I never looked back.
Within a month at OSU, I landed a sports reporting job. Before the end of my first quarter in Columbus, I had secured the football beat for the upcoming season for The Lantern.
Nothing had changed – I still lacked much collegiate experience. But attitude alters everything. No longer was I the kid using high school clips to win people over; instead, I was demonstrating my drive and passion as tools at my disposal.
The worst thing a college student can do is put things off. Now editor-in-chief of The Lantern, it pains me to meet talented writers looking for their first clips as graduating seniors.
I’m not big on quotes or virtues, but my stepfather instilled one concept that stuck with me since my struggle with Sparty. He taught me that nothing will fall into your lap, that you must take initiative to get what you want.
I knew I had writing talent. Every time I sit at my computer to start an economics paper, I thank God for giving me the ability to BS my way through 10 pages of supply and demand analysis.
What I lacked – what anyone entering college lacks – was experience.
There’s no better place than OSU to gain experience in sports journalism.
In three years, I’ve covered No. 1 teams in football and basketball, the Rose Bowl, the Sugar Bowl, the NCAA Tournament, a No. 2 overall NBA draft pick and, of course, the most significant off-the-field scandal in Buckeye football history.
How could an aspiring sports journalist wait until his or her final quarter to take a whack at that? Why not squeeze the most out of what OSU has to offer? There’s tons of juice to go around.
On the day in which I was to cover my first football game, I strongly considered not going. I was so nervous, I put my press pass out of sight, turned off my phone and planned to avoid contact with the outside world for three hours. I remember my girlfriend, shocked that someone who claimed to be so driven and motivated, would flake out on his first major opportunity.
Then I thought, if I bailed, would I ever be given a second chance? Even if I was, how do I know I’d go through with it then?

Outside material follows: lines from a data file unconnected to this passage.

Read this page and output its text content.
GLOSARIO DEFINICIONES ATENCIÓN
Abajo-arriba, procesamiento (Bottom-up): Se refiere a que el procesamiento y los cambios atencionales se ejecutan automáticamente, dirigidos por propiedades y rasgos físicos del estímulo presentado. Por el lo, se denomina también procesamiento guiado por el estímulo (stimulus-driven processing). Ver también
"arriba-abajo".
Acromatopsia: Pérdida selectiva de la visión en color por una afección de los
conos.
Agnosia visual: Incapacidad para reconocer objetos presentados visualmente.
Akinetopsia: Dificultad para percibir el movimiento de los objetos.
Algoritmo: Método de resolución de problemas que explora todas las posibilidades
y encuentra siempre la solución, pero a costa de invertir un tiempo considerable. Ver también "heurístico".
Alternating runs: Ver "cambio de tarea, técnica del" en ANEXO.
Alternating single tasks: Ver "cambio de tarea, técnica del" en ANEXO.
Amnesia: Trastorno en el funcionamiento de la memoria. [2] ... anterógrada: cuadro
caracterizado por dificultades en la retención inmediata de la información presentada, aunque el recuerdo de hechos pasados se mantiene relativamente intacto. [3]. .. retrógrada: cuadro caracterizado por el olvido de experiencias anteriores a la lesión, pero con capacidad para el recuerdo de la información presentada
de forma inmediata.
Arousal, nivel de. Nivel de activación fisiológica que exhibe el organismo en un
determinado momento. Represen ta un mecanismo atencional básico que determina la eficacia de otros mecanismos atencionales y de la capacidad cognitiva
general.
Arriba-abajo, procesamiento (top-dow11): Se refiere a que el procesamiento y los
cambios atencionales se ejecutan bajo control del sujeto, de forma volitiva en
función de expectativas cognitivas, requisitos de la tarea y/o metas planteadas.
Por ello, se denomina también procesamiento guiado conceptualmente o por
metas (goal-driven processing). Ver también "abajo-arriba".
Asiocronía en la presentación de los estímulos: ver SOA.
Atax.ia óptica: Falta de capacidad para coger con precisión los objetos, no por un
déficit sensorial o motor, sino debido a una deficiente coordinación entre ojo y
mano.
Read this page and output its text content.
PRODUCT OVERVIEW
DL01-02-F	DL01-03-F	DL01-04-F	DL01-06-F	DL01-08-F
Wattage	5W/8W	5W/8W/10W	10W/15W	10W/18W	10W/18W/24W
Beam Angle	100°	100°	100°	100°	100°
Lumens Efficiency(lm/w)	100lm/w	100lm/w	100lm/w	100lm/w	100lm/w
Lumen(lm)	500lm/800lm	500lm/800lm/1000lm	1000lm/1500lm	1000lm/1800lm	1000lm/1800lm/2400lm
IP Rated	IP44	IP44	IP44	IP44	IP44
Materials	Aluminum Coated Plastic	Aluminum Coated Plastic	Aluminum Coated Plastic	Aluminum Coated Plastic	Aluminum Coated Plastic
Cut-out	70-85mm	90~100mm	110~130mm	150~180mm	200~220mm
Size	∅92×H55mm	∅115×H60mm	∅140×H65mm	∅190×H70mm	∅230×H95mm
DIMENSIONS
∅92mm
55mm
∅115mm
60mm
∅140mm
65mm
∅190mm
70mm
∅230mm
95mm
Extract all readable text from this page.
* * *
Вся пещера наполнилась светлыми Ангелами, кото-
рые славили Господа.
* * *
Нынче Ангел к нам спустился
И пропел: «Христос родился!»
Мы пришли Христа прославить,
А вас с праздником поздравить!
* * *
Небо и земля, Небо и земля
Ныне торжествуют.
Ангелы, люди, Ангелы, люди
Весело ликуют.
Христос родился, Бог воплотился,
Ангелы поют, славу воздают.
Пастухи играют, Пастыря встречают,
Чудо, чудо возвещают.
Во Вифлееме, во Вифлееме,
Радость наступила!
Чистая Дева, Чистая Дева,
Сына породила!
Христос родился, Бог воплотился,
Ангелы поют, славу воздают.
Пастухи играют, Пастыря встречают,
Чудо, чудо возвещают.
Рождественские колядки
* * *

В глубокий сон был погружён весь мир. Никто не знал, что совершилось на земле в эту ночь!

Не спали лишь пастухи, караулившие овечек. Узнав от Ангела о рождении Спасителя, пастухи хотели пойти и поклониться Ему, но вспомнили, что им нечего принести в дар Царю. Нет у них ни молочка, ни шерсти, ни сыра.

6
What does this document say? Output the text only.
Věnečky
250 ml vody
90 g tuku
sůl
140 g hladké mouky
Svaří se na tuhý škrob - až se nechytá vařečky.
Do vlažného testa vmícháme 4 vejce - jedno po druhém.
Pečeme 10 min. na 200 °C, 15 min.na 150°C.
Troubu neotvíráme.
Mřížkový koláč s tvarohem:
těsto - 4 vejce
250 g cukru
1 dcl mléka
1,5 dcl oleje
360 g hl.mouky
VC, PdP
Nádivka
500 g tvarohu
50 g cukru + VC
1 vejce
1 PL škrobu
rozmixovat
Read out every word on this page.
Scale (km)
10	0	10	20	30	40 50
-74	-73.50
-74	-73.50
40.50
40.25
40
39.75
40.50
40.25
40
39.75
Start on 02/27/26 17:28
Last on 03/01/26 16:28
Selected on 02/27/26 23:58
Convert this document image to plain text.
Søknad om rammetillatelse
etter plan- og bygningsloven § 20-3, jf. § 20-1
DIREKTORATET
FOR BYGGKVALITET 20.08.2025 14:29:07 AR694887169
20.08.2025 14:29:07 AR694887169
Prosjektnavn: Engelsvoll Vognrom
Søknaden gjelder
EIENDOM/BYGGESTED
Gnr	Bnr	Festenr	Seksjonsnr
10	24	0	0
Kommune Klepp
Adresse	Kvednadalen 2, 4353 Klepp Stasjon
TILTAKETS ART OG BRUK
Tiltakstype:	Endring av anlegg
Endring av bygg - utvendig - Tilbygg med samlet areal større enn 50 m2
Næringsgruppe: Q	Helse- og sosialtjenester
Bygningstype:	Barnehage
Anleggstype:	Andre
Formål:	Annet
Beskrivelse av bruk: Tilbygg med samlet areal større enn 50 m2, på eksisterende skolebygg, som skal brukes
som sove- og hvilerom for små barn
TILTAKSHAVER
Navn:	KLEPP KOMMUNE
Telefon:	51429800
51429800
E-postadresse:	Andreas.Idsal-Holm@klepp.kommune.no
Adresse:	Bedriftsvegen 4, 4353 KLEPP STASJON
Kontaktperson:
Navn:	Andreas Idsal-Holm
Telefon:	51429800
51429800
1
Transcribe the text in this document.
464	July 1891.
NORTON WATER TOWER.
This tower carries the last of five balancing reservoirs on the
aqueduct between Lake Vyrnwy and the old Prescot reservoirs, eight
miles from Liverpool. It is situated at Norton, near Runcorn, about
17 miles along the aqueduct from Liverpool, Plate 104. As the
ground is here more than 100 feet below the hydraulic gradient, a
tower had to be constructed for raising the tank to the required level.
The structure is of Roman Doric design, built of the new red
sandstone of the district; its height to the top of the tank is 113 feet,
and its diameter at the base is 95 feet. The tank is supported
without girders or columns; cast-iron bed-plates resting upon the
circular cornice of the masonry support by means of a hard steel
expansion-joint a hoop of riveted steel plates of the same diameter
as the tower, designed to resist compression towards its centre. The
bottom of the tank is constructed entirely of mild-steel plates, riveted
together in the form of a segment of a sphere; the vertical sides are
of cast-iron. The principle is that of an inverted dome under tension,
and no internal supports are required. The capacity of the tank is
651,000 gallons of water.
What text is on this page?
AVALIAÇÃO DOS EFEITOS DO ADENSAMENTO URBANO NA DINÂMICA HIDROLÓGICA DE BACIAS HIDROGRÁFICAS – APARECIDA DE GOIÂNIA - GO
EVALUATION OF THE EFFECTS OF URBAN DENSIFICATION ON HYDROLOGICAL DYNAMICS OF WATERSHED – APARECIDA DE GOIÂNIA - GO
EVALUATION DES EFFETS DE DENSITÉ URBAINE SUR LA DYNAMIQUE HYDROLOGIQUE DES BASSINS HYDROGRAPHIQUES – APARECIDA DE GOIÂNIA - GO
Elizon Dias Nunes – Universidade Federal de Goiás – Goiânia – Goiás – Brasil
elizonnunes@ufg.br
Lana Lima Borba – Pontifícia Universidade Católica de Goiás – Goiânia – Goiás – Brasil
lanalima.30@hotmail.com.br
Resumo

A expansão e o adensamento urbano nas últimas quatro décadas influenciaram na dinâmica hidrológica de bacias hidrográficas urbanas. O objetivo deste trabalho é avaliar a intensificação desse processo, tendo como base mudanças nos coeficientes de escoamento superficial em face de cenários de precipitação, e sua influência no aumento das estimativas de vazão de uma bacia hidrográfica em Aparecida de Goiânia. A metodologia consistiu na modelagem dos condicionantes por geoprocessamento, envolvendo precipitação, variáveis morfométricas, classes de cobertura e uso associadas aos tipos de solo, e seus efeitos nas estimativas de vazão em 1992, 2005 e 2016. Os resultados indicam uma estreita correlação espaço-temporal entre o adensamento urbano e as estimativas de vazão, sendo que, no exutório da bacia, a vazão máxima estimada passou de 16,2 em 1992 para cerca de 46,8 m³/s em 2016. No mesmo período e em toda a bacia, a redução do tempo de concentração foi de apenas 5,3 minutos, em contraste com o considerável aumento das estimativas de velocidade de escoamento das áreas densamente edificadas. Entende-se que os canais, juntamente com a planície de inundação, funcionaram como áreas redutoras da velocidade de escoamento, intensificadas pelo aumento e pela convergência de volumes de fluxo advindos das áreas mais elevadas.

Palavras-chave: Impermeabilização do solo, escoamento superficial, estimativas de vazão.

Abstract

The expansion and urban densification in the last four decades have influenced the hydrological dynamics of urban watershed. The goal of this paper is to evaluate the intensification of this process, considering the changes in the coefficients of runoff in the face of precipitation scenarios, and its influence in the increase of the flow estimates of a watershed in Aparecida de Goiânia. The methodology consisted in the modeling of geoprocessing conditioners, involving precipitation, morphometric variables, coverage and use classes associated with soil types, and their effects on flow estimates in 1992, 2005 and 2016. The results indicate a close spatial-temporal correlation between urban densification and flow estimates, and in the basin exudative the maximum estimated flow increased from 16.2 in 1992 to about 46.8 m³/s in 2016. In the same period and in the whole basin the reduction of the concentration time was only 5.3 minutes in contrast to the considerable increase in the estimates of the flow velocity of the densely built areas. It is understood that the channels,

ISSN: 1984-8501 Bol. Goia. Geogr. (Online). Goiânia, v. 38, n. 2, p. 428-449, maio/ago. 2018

I mustered up the courage necessary to talk myself out of failing my first true test, and I didn’t look back. I covered every football game but two for the next three years.
As I leave The Lantern and head toward a future with more uncertainty than the stock market, I almost feel unsatisfied. I could have accomplished more. I could have knocked more stories off my to-do list.
But I can’t imagine the regret felt by those who missed out on these chances, those who sat back and waited for opportunity to fall into their lap.
As I put the finishing touches on my final paper at The Lantern, I think about how much I’ve learned.
Dan Caterinicchia, The Lantern‘s adviser since last fall, has pushed me so much, it’s incredible I haven’t pressed charges. He’ll compliment you for reaching new heights, but seconds later challenge you to make that achievement the new standard and to strive for more. That’s the kind of person you want as the decisive voice in your head.
The last two weeks have been a whirlwind: finishing the Ray Small story, devoting days and nights to Jim Tressel coverage, satisfying the requests of countless media outlets that have taken my hate mail far more seriously than I have.
But all of that has given me a taste of what the real world can be like. And that this all happened as my collegiate clock ticks toward zero gave me a wake-up call.
The time is now. It’s time to go out and achieve what I’ve been working for.
Thing is, that’s the concept I’ve been working under this whole time.
When I left Michigan State, I never looked back. When I leave OSU, I’ll reminisce a little, but I’ll focus on the future.
There’s no time for looking back — except for the next time I’m walking through the Oval and pass a group of girls basking in the sun.
Then, after I walk past, I might have to take a look back.